Gen AI in M&A: What the Numbers Actually Mean for Boutique Advisors
McKinsey's latest research shows gen AI cutting M&A deal cycles by up to 50%. Here's what that means in practice for a small advisory team running live mandates.
Verdalyze
15 January 2026
The numbers are out — and they're hard to ignore. In a recent McKinsey report on generative AI in M&A, survey respondents using gen AI in active deal processes reported an average cost reduction of roughly 20 percent, with 40 percent saying it enabled 30 to 50 percent faster deal cycles. That's not a vendor marketing deck. That's practitioner data from live transactions.
For a large investment bank with hundreds of analysts, those gains are welcome efficiency improvements. For a boutique advisory firm running three or four mandates simultaneously with a team of six, they're existential. Every hour saved on document analysis, information-memorandum drafting, or buyer outreach is an hour redirected toward origination, relationship management, or closing a deal that's already in flight.

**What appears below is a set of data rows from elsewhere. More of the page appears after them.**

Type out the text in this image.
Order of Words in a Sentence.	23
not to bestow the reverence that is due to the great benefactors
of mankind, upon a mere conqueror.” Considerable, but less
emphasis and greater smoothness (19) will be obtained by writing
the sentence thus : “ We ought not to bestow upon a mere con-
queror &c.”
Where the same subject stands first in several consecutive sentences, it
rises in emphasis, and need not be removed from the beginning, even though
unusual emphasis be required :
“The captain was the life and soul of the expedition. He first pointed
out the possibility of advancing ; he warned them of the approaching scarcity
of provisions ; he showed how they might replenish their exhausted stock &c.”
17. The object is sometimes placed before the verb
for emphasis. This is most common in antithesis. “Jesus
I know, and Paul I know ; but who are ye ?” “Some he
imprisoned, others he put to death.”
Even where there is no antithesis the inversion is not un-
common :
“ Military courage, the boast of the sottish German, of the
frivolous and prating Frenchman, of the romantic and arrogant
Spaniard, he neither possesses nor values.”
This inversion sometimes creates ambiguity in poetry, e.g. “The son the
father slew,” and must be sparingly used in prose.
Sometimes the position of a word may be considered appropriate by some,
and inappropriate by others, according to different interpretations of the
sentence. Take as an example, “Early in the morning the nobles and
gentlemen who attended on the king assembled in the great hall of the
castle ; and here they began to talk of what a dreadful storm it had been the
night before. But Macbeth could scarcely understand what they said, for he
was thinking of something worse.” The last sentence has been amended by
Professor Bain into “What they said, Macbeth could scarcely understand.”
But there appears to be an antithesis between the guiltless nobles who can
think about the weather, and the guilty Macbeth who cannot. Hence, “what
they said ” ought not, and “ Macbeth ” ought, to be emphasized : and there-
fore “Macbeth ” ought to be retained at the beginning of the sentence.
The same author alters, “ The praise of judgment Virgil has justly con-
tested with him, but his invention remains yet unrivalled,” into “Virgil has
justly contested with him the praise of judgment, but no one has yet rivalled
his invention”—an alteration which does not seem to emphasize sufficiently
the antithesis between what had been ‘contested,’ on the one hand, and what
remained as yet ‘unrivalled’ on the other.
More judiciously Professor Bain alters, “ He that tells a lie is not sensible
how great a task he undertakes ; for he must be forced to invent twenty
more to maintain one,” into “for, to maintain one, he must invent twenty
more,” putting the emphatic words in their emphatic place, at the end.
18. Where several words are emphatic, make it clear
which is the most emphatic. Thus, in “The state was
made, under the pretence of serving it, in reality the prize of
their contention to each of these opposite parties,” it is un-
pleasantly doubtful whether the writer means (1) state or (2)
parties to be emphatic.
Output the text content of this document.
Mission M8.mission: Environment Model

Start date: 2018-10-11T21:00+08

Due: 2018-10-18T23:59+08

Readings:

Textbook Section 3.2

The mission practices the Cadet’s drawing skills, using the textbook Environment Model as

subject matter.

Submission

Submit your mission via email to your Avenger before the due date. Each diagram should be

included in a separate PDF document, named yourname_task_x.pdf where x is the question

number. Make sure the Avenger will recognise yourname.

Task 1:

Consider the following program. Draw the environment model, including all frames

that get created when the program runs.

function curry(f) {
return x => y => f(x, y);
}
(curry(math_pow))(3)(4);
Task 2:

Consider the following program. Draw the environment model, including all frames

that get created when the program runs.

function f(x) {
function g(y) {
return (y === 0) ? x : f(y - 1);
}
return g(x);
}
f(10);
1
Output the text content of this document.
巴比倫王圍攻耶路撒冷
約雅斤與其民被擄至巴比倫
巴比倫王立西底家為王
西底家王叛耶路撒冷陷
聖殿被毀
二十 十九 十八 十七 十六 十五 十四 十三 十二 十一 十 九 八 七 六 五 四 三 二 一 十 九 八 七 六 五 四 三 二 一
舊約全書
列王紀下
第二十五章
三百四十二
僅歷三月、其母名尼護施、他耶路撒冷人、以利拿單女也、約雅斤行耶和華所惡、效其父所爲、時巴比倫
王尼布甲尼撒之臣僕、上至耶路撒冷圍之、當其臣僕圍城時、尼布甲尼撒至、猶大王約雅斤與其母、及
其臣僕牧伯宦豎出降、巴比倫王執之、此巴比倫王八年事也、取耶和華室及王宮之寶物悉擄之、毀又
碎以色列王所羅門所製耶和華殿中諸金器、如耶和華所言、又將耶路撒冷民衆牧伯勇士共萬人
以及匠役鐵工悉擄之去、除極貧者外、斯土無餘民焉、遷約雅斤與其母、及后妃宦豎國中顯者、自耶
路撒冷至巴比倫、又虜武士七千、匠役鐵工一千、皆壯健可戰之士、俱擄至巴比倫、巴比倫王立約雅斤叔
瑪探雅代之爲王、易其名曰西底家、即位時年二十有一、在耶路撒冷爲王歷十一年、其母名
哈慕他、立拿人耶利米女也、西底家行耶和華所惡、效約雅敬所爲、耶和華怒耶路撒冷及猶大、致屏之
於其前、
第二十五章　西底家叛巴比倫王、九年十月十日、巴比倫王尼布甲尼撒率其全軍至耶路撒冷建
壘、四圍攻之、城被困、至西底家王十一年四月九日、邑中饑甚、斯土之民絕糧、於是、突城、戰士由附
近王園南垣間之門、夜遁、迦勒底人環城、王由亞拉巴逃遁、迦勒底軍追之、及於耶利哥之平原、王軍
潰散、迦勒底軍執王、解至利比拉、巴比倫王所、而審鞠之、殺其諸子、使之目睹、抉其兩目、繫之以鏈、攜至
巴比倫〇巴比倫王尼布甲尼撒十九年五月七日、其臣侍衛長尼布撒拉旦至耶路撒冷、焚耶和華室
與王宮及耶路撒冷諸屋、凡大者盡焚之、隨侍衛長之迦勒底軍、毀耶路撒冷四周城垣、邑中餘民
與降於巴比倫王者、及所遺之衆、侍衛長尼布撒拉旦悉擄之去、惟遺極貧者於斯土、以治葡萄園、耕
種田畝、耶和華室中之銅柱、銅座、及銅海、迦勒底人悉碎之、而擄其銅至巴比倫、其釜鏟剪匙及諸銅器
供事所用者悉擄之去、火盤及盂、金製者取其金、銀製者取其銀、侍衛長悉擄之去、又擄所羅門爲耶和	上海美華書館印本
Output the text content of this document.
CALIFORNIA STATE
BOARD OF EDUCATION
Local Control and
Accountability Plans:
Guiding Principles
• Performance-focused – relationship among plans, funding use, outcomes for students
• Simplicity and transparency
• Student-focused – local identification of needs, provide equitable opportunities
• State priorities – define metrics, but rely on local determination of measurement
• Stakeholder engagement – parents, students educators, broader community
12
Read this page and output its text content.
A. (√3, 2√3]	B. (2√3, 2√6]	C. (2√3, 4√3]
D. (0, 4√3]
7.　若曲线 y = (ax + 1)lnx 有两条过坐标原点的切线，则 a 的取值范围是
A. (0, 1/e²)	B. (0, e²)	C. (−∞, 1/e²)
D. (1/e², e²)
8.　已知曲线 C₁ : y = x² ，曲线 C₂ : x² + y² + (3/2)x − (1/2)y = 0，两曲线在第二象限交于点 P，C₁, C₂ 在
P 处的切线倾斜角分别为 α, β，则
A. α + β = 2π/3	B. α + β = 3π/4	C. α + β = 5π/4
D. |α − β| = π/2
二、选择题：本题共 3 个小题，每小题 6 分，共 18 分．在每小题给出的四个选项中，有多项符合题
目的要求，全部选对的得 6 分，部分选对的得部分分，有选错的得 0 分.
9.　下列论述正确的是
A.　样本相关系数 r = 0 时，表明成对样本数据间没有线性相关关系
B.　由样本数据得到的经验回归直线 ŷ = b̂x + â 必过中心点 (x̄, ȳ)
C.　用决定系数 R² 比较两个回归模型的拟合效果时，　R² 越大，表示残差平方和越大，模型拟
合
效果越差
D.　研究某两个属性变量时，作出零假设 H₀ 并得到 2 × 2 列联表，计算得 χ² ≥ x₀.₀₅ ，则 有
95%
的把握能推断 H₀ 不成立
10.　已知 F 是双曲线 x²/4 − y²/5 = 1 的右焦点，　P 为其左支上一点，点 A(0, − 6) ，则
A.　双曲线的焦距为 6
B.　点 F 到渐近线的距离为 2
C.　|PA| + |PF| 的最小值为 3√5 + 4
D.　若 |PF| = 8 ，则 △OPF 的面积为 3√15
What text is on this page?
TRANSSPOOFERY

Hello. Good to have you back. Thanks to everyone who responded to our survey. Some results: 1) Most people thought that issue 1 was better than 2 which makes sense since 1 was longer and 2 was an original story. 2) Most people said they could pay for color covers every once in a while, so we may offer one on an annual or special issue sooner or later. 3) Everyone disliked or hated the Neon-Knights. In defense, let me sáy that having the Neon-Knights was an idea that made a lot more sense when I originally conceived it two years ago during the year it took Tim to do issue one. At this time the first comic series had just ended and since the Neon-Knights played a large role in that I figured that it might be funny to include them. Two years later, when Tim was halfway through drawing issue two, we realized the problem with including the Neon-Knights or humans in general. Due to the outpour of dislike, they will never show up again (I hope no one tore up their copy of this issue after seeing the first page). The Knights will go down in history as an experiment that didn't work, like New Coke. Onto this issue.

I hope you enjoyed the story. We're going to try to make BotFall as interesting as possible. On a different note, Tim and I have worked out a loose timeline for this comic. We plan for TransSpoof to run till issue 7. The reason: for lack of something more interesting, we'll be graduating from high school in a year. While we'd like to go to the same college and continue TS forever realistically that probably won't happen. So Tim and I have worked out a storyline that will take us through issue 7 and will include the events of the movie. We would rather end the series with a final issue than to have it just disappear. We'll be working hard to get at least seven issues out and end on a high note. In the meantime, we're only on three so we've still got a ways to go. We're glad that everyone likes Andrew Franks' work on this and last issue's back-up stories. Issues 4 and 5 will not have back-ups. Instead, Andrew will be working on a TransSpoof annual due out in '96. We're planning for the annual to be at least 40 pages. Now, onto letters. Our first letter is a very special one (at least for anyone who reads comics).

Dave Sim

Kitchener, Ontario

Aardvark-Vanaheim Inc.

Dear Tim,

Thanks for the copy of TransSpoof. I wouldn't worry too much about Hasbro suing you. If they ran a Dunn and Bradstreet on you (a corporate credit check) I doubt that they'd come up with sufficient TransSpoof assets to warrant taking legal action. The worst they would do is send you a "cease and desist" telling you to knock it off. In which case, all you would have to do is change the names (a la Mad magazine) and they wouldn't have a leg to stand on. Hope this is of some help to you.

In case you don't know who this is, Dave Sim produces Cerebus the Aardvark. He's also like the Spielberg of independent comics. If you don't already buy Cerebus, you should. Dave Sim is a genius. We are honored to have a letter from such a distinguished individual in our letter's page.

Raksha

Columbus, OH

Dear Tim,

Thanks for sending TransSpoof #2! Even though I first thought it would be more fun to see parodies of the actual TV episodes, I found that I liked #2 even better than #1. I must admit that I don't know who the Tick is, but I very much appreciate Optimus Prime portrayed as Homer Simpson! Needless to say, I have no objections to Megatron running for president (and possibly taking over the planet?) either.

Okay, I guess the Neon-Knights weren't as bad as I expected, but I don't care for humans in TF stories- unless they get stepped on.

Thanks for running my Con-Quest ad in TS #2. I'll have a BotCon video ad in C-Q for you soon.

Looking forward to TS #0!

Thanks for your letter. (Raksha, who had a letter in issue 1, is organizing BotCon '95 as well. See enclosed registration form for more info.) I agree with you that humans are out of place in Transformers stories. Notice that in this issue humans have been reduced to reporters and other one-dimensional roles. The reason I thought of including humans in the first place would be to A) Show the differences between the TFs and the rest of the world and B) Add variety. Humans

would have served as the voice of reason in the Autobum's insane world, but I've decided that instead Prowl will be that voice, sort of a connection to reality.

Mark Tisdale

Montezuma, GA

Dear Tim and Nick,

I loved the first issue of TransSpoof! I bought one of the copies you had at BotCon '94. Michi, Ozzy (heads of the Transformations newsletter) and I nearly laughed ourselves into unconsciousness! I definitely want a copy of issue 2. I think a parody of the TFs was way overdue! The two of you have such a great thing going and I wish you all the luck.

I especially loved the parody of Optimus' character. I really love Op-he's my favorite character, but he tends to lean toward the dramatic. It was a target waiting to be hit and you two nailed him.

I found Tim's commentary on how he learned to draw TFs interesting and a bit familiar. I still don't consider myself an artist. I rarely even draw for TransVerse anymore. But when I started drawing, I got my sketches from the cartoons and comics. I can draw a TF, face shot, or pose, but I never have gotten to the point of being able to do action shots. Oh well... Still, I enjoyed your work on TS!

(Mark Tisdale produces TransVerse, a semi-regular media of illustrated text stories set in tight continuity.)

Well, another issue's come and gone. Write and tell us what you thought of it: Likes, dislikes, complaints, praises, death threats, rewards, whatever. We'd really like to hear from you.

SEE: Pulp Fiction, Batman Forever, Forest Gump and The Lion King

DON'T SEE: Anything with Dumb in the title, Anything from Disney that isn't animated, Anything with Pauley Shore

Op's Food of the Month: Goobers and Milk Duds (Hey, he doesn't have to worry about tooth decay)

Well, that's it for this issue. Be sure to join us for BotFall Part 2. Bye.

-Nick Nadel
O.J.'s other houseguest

Where the gains are actually coming from
McKinsey identifies the highest-value gen AI applications in M&A as clustering around three phases: target identification and screening, due diligence, and communication drafting. The common thread is that these are all information-dense, repetitive, and time-sensitive tasks — exactly the work that consumes junior and mid-level deal professionals on boutique teams.
In practice, firms using AI in due diligence are feeding financial statements, VDR documents, and management presentations into models that flag inconsistencies, summarise key risks, and answer specific questions in seconds rather than hours. Communication drafting tools are producing first-draft client updates, process letters, and buyer summaries in minutes. These aren't perfect outputs — they still require review — but they remove the blank-page problem and the grinding compilation work.
The boutique advantage — and the risk of falling behind
Boutique advisory firms have always competed on speed and attention. Clients choose boutiques because they get more senior bandwidth, faster turnaround, and sharper focus than they'd get at a bulge bracket. Gen AI tools reinforce that edge — but only if boutiques adopt them. Large firms have dedicated AI transformation programmes and the budget to build proprietary tooling. Boutiques that don't adopt purpose-built AI tools in the next 12–18 months risk ceding the speed advantage that defines their value proposition.
Forty percent of respondents said gen AI enabled 30 to 50 percent faster deal cycles. For boutiques, that's not a statistic — it's a competitive moat.
Where to start
The McKinsey guidance for firms early in their gen AI journey is pragmatic: don't try to automate everything at once. Start with one high-friction, high-volume task — information memorandum drafting, due diligence question lists, or buyer universe research — and build process discipline around one tool before expanding. The firms reporting the best outcomes are those that have defined clear prompting standards and review protocols, not those that have simply given everyone a ChatGPT licence.
For boutique advisors, the most practical entry points are integrated platforms that embed AI directly into deal workflow — so the output lives in the right place, is tied to the right mandate, and is reviewable by the right people, without requiring a separate AI workflow bolted onto an existing stack.